Kinetics of 229E and OC43 virus replication and production at different temperatures. (A) 229E replication kinetics in undifferentiated hAOs at 33 °C and 37 °C at 1 h, 1 day, 3 day, 5 day, 7 day post-inoculation (n=4). (B) The kinetics of 229E virus production (n=4). (C) The kinetics of OC43 viral replication (n=3–4). (D) The kinetics of OC43 virus production (n=3–4). (E) Immunofluorescence staining of 229E viral dsRNA and EpCAM (epithelial membrane marker) in undifferentiated hAOs at different temperatures at 3 days post-inoculation. (F) Immunofluorescence staining of OC43 viral dsRNA and EpCAM in undifferentiated hAOs. The kinetics of 229E viral replication (G) and production (H) in differentiated hAOs at 33 °C and 37 °C at 1 h, 1 day, 3 days, 5 days, 7 days post-inoculation (n=2–3).

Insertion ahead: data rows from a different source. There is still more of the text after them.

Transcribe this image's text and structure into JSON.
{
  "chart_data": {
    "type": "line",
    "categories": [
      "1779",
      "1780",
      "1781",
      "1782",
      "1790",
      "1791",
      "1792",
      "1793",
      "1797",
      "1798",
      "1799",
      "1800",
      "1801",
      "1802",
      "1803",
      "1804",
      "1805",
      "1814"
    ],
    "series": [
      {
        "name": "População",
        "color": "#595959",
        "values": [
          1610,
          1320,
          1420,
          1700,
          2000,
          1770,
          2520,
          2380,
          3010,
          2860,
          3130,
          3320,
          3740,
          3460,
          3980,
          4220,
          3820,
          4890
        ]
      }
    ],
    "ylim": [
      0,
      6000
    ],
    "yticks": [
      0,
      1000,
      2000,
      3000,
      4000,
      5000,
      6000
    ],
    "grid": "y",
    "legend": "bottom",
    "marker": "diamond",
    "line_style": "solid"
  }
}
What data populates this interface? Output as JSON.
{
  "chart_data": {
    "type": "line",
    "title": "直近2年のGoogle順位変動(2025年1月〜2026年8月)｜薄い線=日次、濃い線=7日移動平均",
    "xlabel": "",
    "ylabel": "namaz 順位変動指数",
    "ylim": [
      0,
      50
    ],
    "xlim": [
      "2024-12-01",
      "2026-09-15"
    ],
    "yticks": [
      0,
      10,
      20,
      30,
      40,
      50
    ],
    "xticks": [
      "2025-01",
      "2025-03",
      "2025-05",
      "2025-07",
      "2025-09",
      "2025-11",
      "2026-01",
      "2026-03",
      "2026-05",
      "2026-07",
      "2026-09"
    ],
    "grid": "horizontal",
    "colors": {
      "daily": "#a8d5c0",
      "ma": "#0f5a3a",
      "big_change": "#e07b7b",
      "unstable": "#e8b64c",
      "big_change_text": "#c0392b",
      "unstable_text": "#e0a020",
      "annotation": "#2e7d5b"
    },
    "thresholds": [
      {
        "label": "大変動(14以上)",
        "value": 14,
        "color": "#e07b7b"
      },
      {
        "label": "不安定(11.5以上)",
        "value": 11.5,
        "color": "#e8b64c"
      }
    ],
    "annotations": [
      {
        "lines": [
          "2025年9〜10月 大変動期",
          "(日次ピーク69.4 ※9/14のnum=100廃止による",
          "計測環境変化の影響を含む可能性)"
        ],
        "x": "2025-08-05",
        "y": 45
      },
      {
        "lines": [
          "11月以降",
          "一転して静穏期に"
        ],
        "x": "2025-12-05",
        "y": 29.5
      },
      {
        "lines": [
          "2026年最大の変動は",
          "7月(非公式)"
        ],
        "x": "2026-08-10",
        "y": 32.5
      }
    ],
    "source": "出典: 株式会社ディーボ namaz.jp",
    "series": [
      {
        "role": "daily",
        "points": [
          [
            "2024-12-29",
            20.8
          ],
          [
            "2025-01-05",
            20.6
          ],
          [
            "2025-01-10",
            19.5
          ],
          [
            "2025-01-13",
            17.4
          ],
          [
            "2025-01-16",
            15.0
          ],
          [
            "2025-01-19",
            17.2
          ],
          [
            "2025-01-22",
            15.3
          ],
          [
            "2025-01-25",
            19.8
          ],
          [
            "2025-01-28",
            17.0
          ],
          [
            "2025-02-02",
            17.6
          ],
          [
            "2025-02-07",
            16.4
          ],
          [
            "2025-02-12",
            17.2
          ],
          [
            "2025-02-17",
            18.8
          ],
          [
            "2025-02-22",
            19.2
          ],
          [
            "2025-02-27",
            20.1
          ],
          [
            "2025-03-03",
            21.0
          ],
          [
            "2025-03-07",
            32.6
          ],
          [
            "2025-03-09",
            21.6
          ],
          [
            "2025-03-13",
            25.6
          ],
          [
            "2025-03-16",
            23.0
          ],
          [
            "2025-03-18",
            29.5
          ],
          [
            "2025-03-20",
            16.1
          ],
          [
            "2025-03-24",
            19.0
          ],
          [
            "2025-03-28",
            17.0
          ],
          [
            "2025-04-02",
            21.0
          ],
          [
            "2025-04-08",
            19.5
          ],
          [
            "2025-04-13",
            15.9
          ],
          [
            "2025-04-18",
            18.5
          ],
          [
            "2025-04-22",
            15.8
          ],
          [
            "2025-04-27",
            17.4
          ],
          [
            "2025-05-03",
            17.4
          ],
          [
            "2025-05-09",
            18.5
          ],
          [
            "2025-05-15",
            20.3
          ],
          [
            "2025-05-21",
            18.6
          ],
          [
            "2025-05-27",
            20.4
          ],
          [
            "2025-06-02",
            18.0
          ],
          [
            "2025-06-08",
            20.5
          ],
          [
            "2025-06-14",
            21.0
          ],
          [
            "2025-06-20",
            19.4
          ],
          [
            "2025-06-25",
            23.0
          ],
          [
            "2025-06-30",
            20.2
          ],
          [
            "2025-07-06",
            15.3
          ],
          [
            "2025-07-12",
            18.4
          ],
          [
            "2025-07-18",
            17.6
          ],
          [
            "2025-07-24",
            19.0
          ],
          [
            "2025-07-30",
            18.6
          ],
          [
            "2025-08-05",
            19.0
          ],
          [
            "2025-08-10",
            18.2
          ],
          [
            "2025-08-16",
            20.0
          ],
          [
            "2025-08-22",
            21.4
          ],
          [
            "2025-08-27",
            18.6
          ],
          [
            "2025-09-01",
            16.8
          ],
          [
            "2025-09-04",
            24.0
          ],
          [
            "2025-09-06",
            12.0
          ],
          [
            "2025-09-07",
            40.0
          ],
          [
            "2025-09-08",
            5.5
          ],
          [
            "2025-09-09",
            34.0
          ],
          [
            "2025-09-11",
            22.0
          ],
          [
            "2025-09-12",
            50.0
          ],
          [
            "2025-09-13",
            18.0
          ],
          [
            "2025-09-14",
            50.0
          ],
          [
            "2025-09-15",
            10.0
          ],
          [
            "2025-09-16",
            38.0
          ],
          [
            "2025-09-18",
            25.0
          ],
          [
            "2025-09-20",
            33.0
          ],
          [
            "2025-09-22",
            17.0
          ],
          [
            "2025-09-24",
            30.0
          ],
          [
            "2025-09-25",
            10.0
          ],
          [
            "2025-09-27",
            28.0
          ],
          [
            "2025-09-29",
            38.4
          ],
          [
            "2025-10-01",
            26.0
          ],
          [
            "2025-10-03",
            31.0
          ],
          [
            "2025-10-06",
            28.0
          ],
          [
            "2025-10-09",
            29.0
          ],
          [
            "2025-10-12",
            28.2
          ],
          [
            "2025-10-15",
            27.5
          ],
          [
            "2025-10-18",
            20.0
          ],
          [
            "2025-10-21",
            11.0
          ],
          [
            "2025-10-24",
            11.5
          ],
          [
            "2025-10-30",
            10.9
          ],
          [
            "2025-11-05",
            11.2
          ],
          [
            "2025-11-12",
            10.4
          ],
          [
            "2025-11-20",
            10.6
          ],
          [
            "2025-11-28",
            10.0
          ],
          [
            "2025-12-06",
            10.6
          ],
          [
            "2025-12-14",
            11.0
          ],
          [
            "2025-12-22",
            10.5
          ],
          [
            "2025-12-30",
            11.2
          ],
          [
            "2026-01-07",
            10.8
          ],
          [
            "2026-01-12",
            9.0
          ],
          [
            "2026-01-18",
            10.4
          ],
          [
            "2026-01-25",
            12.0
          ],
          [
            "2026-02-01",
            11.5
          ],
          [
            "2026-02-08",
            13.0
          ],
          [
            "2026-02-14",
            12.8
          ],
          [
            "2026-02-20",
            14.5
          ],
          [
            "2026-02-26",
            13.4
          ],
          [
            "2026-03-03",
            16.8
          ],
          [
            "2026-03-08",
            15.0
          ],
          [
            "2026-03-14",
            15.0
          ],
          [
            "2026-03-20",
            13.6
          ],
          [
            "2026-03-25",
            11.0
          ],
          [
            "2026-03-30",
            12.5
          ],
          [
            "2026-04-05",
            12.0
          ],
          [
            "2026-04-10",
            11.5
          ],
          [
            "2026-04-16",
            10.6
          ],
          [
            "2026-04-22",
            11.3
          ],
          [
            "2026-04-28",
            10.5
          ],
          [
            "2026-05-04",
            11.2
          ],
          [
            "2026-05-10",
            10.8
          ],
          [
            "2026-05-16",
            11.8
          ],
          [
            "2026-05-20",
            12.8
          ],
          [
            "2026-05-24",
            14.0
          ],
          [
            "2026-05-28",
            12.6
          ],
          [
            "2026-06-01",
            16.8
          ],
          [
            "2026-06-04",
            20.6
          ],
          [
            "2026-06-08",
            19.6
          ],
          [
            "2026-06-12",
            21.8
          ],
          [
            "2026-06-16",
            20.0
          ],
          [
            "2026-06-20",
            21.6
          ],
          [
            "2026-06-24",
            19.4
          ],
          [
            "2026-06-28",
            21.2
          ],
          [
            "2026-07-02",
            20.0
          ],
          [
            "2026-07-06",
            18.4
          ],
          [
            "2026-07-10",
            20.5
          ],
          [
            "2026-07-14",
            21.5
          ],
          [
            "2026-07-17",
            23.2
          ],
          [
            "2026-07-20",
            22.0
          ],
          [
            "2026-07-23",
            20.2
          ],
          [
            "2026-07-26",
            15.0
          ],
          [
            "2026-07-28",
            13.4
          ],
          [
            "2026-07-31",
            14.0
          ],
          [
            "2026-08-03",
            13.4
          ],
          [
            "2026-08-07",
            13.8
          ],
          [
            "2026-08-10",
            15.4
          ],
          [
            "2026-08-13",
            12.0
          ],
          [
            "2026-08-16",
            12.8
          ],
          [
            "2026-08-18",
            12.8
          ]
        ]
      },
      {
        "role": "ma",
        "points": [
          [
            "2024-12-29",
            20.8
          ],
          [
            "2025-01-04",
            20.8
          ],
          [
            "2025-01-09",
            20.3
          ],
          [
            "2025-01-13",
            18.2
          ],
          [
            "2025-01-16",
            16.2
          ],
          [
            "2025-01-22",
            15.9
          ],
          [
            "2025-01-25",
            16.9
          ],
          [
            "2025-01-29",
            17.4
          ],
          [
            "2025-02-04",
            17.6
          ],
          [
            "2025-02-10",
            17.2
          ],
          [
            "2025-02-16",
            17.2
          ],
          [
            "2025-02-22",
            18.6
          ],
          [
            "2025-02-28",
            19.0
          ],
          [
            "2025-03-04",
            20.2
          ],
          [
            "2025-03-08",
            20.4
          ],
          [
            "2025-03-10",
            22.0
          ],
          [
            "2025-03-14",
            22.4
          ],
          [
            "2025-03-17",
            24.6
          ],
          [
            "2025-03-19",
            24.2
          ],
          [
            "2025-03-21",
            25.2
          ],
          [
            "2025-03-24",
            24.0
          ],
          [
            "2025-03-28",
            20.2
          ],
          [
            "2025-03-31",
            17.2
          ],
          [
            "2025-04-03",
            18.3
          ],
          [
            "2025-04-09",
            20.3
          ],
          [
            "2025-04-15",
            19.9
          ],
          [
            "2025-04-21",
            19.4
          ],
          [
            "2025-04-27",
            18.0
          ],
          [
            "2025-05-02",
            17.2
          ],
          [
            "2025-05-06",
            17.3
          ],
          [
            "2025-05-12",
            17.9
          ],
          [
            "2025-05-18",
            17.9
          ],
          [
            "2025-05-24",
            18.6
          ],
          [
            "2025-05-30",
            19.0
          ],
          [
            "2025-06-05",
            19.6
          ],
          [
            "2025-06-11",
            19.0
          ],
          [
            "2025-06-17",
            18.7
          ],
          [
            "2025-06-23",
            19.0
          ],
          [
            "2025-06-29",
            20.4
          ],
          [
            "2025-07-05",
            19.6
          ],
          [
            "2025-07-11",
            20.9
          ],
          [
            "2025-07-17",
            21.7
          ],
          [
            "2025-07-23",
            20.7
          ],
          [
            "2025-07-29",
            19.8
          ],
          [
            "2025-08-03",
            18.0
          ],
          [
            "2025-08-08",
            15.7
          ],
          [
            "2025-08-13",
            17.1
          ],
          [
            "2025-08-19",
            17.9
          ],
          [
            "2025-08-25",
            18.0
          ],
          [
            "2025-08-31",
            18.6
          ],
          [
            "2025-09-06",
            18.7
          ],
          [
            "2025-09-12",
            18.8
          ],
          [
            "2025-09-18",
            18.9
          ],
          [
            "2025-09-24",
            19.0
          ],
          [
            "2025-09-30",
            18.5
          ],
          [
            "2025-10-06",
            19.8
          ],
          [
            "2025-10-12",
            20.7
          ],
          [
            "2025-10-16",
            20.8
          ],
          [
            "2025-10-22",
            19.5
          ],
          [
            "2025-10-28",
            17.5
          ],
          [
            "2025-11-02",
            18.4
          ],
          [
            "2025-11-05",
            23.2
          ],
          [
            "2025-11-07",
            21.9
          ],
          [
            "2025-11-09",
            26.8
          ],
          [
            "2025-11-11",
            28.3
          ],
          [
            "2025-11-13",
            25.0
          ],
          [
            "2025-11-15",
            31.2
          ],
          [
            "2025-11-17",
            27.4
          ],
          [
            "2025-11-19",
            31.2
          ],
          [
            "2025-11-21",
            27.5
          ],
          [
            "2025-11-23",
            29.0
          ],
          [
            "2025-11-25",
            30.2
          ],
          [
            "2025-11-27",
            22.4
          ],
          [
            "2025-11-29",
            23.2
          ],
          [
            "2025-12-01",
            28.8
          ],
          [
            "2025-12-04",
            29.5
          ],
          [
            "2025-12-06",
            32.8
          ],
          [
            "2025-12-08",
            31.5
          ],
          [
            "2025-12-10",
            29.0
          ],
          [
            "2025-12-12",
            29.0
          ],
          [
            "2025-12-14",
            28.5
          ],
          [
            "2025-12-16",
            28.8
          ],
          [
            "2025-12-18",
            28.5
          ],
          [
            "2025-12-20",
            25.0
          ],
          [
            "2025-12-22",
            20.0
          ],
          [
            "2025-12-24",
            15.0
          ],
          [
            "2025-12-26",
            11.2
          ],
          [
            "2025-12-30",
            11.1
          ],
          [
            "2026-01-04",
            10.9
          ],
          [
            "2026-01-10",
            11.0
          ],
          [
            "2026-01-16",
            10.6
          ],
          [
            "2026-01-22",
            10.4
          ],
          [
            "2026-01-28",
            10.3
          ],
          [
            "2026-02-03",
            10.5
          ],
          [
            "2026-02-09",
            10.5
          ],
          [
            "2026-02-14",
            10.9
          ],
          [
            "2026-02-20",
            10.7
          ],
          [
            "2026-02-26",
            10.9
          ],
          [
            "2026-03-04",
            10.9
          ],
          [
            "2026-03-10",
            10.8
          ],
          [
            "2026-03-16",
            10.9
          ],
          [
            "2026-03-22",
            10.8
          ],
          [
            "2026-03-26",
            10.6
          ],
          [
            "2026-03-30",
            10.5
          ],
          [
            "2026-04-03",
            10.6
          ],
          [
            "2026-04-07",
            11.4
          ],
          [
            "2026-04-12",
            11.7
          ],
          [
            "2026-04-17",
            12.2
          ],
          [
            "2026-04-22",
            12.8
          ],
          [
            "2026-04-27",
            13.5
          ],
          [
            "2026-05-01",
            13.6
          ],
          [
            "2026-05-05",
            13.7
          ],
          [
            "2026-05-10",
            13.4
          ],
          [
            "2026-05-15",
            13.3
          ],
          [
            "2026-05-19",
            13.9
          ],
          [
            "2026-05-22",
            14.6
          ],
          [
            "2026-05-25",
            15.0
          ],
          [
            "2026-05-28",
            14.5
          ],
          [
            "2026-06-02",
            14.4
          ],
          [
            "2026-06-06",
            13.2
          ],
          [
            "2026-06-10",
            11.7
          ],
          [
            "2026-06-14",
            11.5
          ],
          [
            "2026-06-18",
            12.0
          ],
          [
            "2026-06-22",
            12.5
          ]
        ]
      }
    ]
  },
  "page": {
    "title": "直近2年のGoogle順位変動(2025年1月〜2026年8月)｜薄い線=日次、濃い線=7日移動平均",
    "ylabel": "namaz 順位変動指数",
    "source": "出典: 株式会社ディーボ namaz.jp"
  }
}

The kinetics of OC43 replication (I) and production (J) in differentiated hAOs (n=2–3). (K) and (L) Immunofluorescence staining of viral dsRNA and EpCAM in differentiated hAOs at 33 °C and 37 °C at 3 days post-inoculation. Scale bar = 25 μm.

Figure 5

Genome-wide transcriptomic analysis in human airway organoids upon seasonal coronavirus infection. (A) Principal component analysis (PCA) of different organoid samples (U: Undifferentiated hAOs; D: Differentiated hAOs). (B) Top 40 significantly enriched pathways by gene ontology (GO) analysis of hAOs cultured at 37 °C. (C to E) Venn diagram of overlapped differentially expressed genes (C) in differentiated and undifferentiated airway organoids cultured at 33 °C and 37 °C, (D) 229E virus infection in undifferentiated hAOs or differentiated hAOs cultured at 33 °C and 37 °C, (E) OC43 virus infection in undifferentiated hAOs or differentiated hAOs cultured at 33 °C and 37 °C. (F to I) Differential gene expression analysis by coronavirus infections in undifferentiated hAOs, (F) 229E infection at 33 °C, (G) 229E infection at 37 °C, (H) OC43 infection at 33 °C, (I) OC43 infection at 37 °C.

Figure 6

Antiviral activity of molnupiravir against 229E and OC43 in hAOs cultured at 33 °C. (A) The inhibitory effect of molnupiravir on 229E replication in hAOs cultured at 33 °C (n = 4–10). (B) IC50 and CC50 of molnupiravir in hAOs infected with 229E and cultured at 33 °C (n = 6–8). (C) The inhibitory effect of molnupiravir on OC43 replication in hAOs cultured at 33 °C (n = 4–9). (D) IC50 and CC50 of molnupiravir in hAOs infected with OC43 and cultured at 33 °C (n = 6–8). (E) and (F) The inhibitory effect of low concentration (2.5 μM) and high concentration (50 μM) of molnupiravir by immunostaining dsRNA in hAOs cultured at 33 °C. Scale bar = 25 μm. *P < 0.05; **P < 0.01; ***P < 0.001.

Figure 7

Antiviral activity of molnupiravir against 229E and OC43 in hAOs cultured at 37 °C. (A) The inhibitory effect of molnupiravir against 229E in hAOs cultured at 37 °C (n= 4–9). (B) IC50 and CC50 of molnupiravir in hAOs infected with 229E and cultured at 37 °C (n = 6–8). (C) The inhibitory effect of molnupiravir against OC43 in hAOs cultured at 37 °C (n = 4–9). (D) IC50 and CC50 of molnupiravir in hAOs infected with OC43 and cultured at 37 °C (n = 6–8). (E) and (F) The inhibitory effect of low concentration (2.5 μM) and high concentration (50 μM) of molnupiravir by immunostaining dsRNA in hAOs cultured at 37 °C. Scale bar = 25 μm. *P < 0.05; **P < 0.01; ***P < 0.001.